Position de la demanderesse

La demanderesse conteste le déroulement des faits tel que présenté dans la lettre de rupture. Elle conteste toute agressivité dans son chef, admettant cependant un mécontentement en raison du refus de la DRH de lui permettre de faire savoir ses observations par écrit. Par ailleurs, une nouvelle employée avait été engagée plusieurs semaines auparavant et la demanderesse avait dû la former pour des tâches qu’elle effectuait elle-même. Elle avait également été avisée de la réattribution d’une autre partie de son travail à une autre collègue. Or, en presque seize années de prestations, elle souligne n’avoir jamais eu d’avertissement ou de remarques.

Sur le montant de l’indemnité de rupture, elle considère que celle-ci doit être calculée sur la base d’un temps plein (en excluant la circonstance du crédit-temps). L’indemnité de protection est, pour elle, également due, l’employeur entendant se débarrasser d’elle au moindre coût et lui ayant retiré une grande partie de ses responsabilités avant son licenciement.

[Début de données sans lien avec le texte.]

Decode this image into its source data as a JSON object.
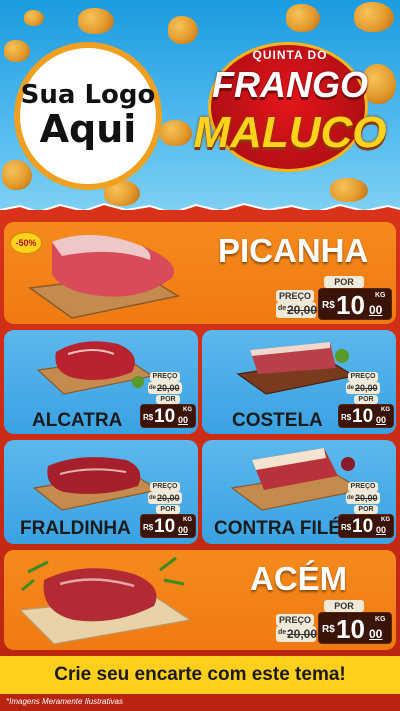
{
  "header": {
    "logo_line1": "Sua Logo",
    "logo_line2": "Aqui",
    "brand_top": "QUINTA DO",
    "brand_mid": "FRANGO",
    "brand_bottom": "MALUCO"
  },
  "products": {
    "picanha": {
      "name": "PICANHA",
      "badge": "-50%",
      "label_from": "PREÇO",
      "label_to": "POR",
      "old_prefix": "de",
      "old_value": "20,00",
      "currency": "R$",
      "new_int": "10",
      "new_dec": "00",
      "unit": "KG"
    },
    "alcatra": {
      "name": "ALCATRA",
      "label_from": "PREÇO",
      "label_to": "POR",
      "old_prefix": "de",
      "old_value": "20,00",
      "currency": "R$",
      "new_int": "10",
      "new_dec": "00",
      "unit": "KG"
    },
    "costela": {
      "name": "COSTELA",
      "label_from": "PREÇO",
      "label_to": "POR",
      "old_prefix": "de",
      "old_value": "20,00",
      "currency": "R$",
      "new_int": "10",
      "new_dec": "00",
      "unit": "KG"
    },
    "fraldinha": {
      "name": "FRALDINHA",
      "label_from": "PREÇO",
      "label_to": "POR",
      "old_prefix": "de",
      "old_value": "20,00",
      "currency": "R$",
      "new_int": "10",
      "new_dec": "00",
      "unit": "KG"
    },
    "contra_file": {
      "name": "CONTRA FILÉ",
      "label_from": "PREÇO",
      "label_to": "POR",
      "old_prefix": "de",
      "old_value": "20,00",
      "currency": "R$",
      "new_int": "10",
      "new_dec": "00",
      "unit": "KG"
    },
    "acem": {
      "name": "ACÉM",
      "label_from": "PREÇO",
      "label_to": "POR",
      "old_prefix": "de",
      "old_value": "20,00",
      "currency": "R$",
      "new_int": "10",
      "new_dec": "00",
      "unit": "KG"
    }
  },
  "cta": "Crie seu encarte com este tema!",
  "disclaimer": "*Imagens Meramente Ilustrativas",
  "colors": {
    "orange_card": "#f58a1c",
    "blue_card": "#4fb0e8",
    "body_red": "#c62a14",
    "cta_yellow": "#ffcf1e",
    "price_dark": "#3a1408"
  },
  "icons": [
    "chicken-nugget-icon",
    "meat-cut-icon",
    "wooden-board-icon"
  ]
}
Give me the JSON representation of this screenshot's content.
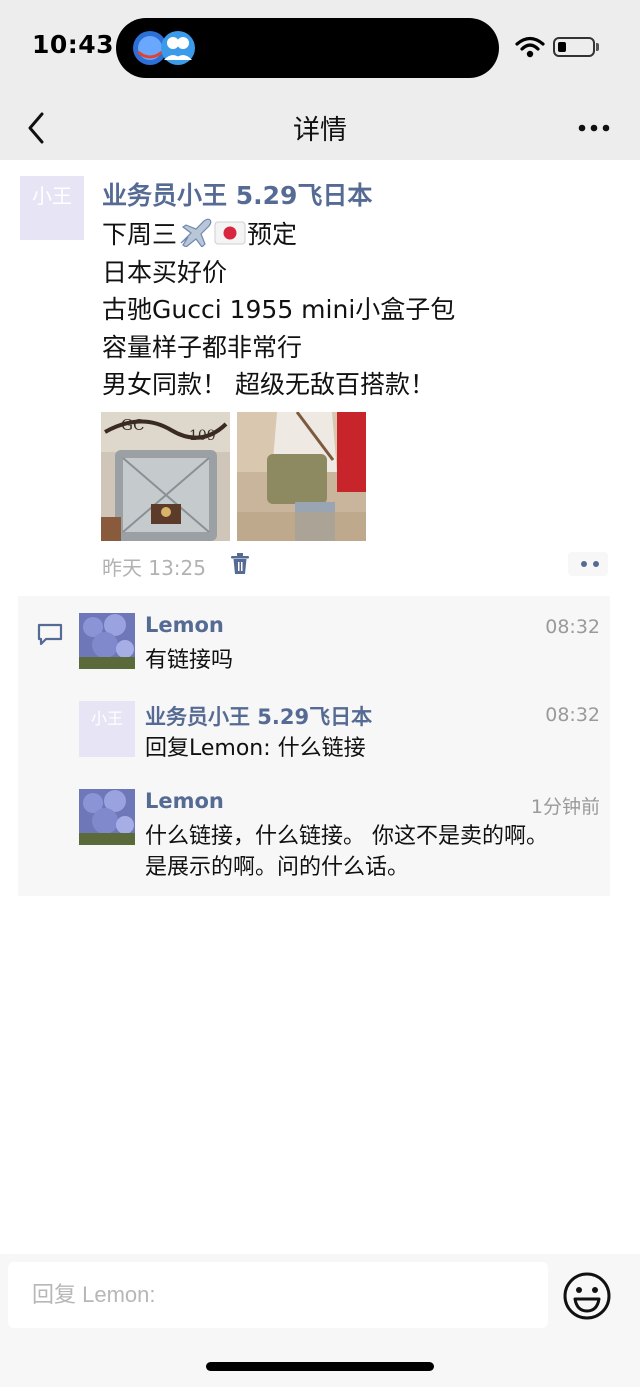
{
  "status_bar": {
    "time": "10:43"
  },
  "nav": {
    "title": "详情",
    "back_icon": "chevron-left-icon",
    "more_icon": "more-dots-icon"
  },
  "post": {
    "avatar_text": "小王",
    "author": "业务员小王 5.29飞日本",
    "lines": [
      {
        "before": "下周三",
        "after": "预定"
      },
      {
        "text": "日本买好价"
      },
      {
        "text": "古驰Gucci 1955 mini小盒子包"
      },
      {
        "text": "容量样子都非常行"
      },
      {
        "text": "男女同款！   超级无敌百搭款！"
      }
    ],
    "emoji": [
      "airplane-emoji",
      "japan-flag-emoji"
    ],
    "timestamp": "昨天 13:25",
    "delete_icon": "trash-icon",
    "comment_toggle_icon": "more-dots-icon"
  },
  "comments": [
    {
      "name": "Lemon",
      "time": "08:32",
      "text": "有链接吗",
      "avatar": "hydrangea-photo"
    },
    {
      "name": "业务员小王 5.29飞日本",
      "time": "08:32",
      "text": "回复Lemon: 什么链接",
      "avatar_text": "小王"
    },
    {
      "name": "Lemon",
      "time": "1分钟前",
      "text_lines": [
        "什么链接，什么链接。 你这不是卖的啊。",
        "是展示的啊。问的什么话。"
      ],
      "avatar": "hydrangea-photo"
    }
  ],
  "input": {
    "placeholder": "回复 Lemon:",
    "emoji_icon": "emoji-face-icon"
  },
  "colors": {
    "name_link": "#566b94",
    "header_bg": "#ededed",
    "comment_bg": "#f7f7f7",
    "timestamp": "#b2b2b2"
  }
}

Position de la défenderesse

La défenderesse considère que les faits sont établis, produisant des attestations de témoins directs. Sur l’indemnité de rupture, elle plaide que la rémunération en cours est la rémunération à temps partiel, vu le crédit-temps. La société conteste également devoir l’indemnité de protection, au motif que c’est la conduite de la travailleuse qui a motivé son licenciement. Celui-ci ne pourrait davantage être qualifié de « manifestement déraisonnable ».

La décision du tribunal

Après un rappel des principes régissant les conditions de régularité du licenciement pour motif grave, ainsi que l’exigence de précision des motifs, le tribunal en vient à la preuve des faits reprochés et à la qualification du motif grave lui-même. Il rappelle sa jurisprudence constante, étant que la notion de motif grave implique la réunion de deux conditions sur lesquelles s’articule le contrôle spécifique du juge du fond. Il faut un fait fautif et cette faute doit avoir propension à altérer immédiatement et définitivement la confiance réciproque des parties, qui est indispensable à l’exécution des relations professionnelles contractuelles.

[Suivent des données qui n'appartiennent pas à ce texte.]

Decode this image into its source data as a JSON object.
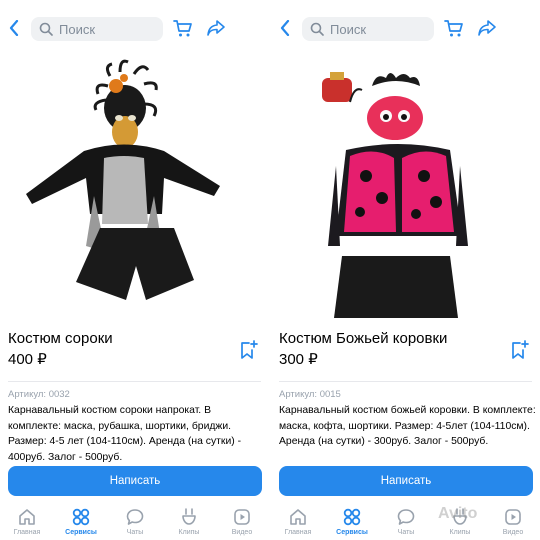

Renvoi est fait à plusieurs décisions de la Cour de cassation et de juridictions de fond. Le tribunal souligne que l’existence du motif grave fait l’objet d’une appréciation souveraine du juge du fond.

Il constate que la demanderesse ne conteste pas un certain mécontentement et énervement à l’encontre de la responsable des ressources humaines, mais qu’elle donne comme explication d’une part, pour ce qui est des délais, que l’évaluation D ne reposait que sur un seul retard concernant un même fournisseur pour toute une année de travail et d’autre part qu’elle s’était vu refuser la possibilité de faire valoir ses observations par écrit sur la cotation en cause.

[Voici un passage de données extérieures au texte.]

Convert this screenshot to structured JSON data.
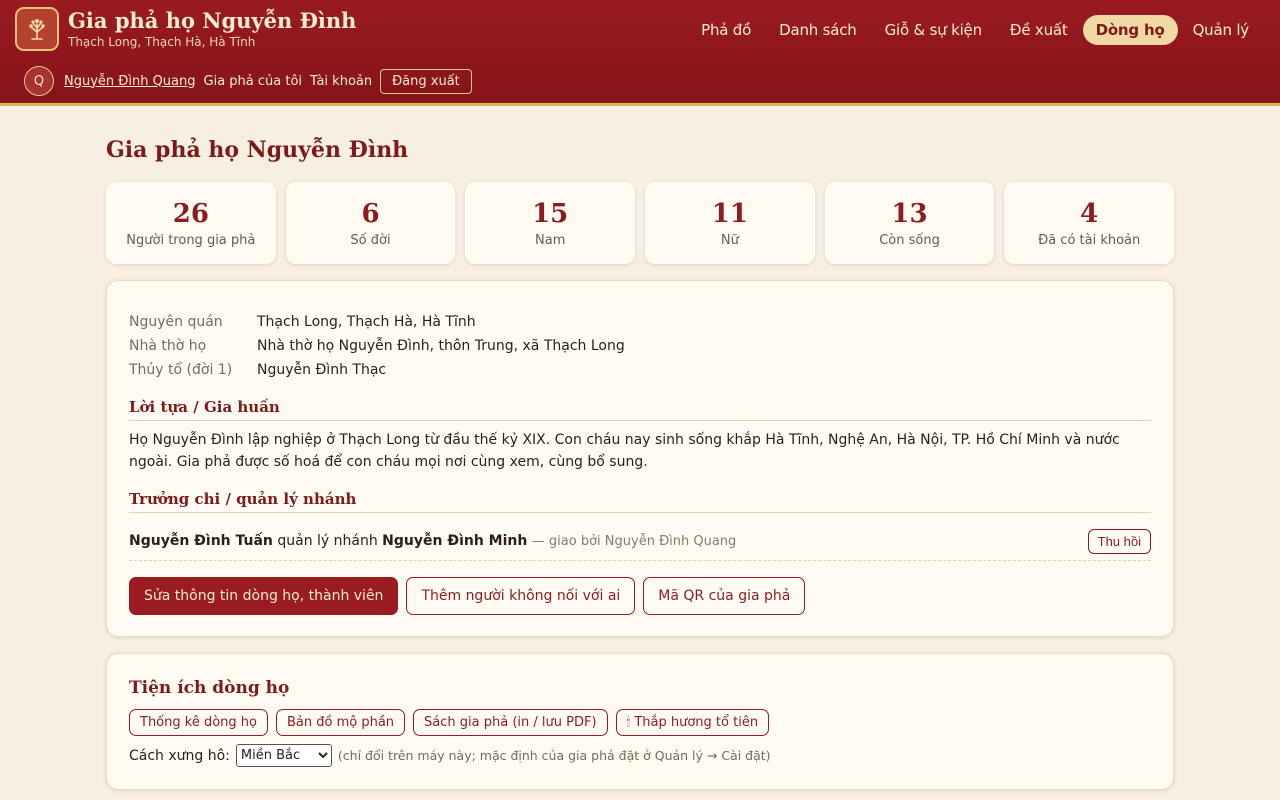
{
  "site": {
    "title": "Gia phả họ Nguyễn Đình",
    "subtitle": "Thạch Long, Thạch Hà, Hà Tĩnh"
  },
  "nav": {
    "items": [
      {
        "label": "Phả đồ",
        "active": false
      },
      {
        "label": "Danh sách",
        "active": false
      },
      {
        "label": "Giỗ & sự kiện",
        "active": false
      },
      {
        "label": "Đề xuất",
        "active": false
      },
      {
        "label": "Dòng họ",
        "active": true
      },
      {
        "label": "Quản lý",
        "active": false
      }
    ]
  },
  "user": {
    "avatar_initial": "Q",
    "name": "Nguyễn Đình Quang",
    "links": [
      "Gia phả của tôi",
      "Tài khoản"
    ],
    "logout_label": "Đăng xuất"
  },
  "page": {
    "title": "Gia phả họ Nguyễn Đình"
  },
  "stats": [
    {
      "value": "26",
      "label": "Người trong gia phả"
    },
    {
      "value": "6",
      "label": "Số đời"
    },
    {
      "value": "15",
      "label": "Nam"
    },
    {
      "value": "11",
      "label": "Nữ"
    },
    {
      "value": "13",
      "label": "Còn sống"
    },
    {
      "value": "4",
      "label": "Đã có tài khoản"
    }
  ],
  "info": {
    "rows": [
      {
        "key": "Nguyên quán",
        "value": "Thạch Long, Thạch Hà, Hà Tĩnh"
      },
      {
        "key": "Nhà thờ họ",
        "value": "Nhà thờ họ Nguyễn Đình, thôn Trung, xã Thạch Long"
      },
      {
        "key": "Thủy tổ (đời 1)",
        "value": "Nguyễn Đình Thạc"
      }
    ],
    "preface_title": "Lời tựa / Gia huấn",
    "preface_text": "Họ Nguyễn Đình lập nghiệp ở Thạch Long từ đầu thế kỷ XIX. Con cháu nay sinh sống khắp Hà Tĩnh, Nghệ An, Hà Nội, TP. Hồ Chí Minh và nước ngoài. Gia phả được số hoá để con cháu mọi nơi cùng xem, cùng bổ sung.",
    "managers_title": "Trưởng chi / quản lý nhánh",
    "manager": {
      "name": "Nguyễn Đình Tuấn",
      "middle": "quản lý nhánh",
      "branch": "Nguyễn Đình Minh",
      "note": "— giao bởi Nguyễn Đình Quang",
      "revoke_label": "Thu hồi"
    },
    "actions": {
      "edit": "Sửa thông tin dòng họ, thành viên",
      "add_unlinked": "Thêm người không nối với ai",
      "qr": "Mã QR của gia phả"
    }
  },
  "tools": {
    "title": "Tiện ích dòng họ",
    "chips": [
      "Thống kê dòng họ",
      "Bản đồ mộ phần",
      "Sách gia phả (in / lưu PDF)",
      "🕯 Thắp hương tổ tiên"
    ],
    "address_label": "Cách xưng hô:",
    "address_selected": "Miền Bắc",
    "address_hint": "(chỉ đổi trên máy này; mặc định của gia phả đặt ở Quản lý → Cài đặt)"
  },
  "colors": {
    "brand": "#9a1b22",
    "accent_gold": "#d8b45a",
    "background": "#f6efe2",
    "card": "#fffbf3"
  }
}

Pour le tribunal, l’expression d’un certain mécontentement et/ou énervement par le travailleur n’est pas en soi fautive, celui-ci disposant du droit d’exprimer sa position et son sentiment, pour autant que ses propos restent modérés et respectueux des convenances (8e feuillet).

Quant aux attestations déposées par l’employeur, il retient que celle de la directrice RH n’est pas impartiale, celle-ci « semblant avoir décidé de mettre (la demanderesse) sur une voie de garage ». Une partie de son travail devait en effet être confiée à une autre collègue et il est confirmé qu’elle avait été priée de former une jeune engagée à l’enregistrement des commandes, ce qu’elle faisait précédemment.

Une autre attestation, émanant de l’administrateur-délégué, est très peu prise en compte, le tribunal soulignant que celui-ci a un intérêt évident à la solution du litige.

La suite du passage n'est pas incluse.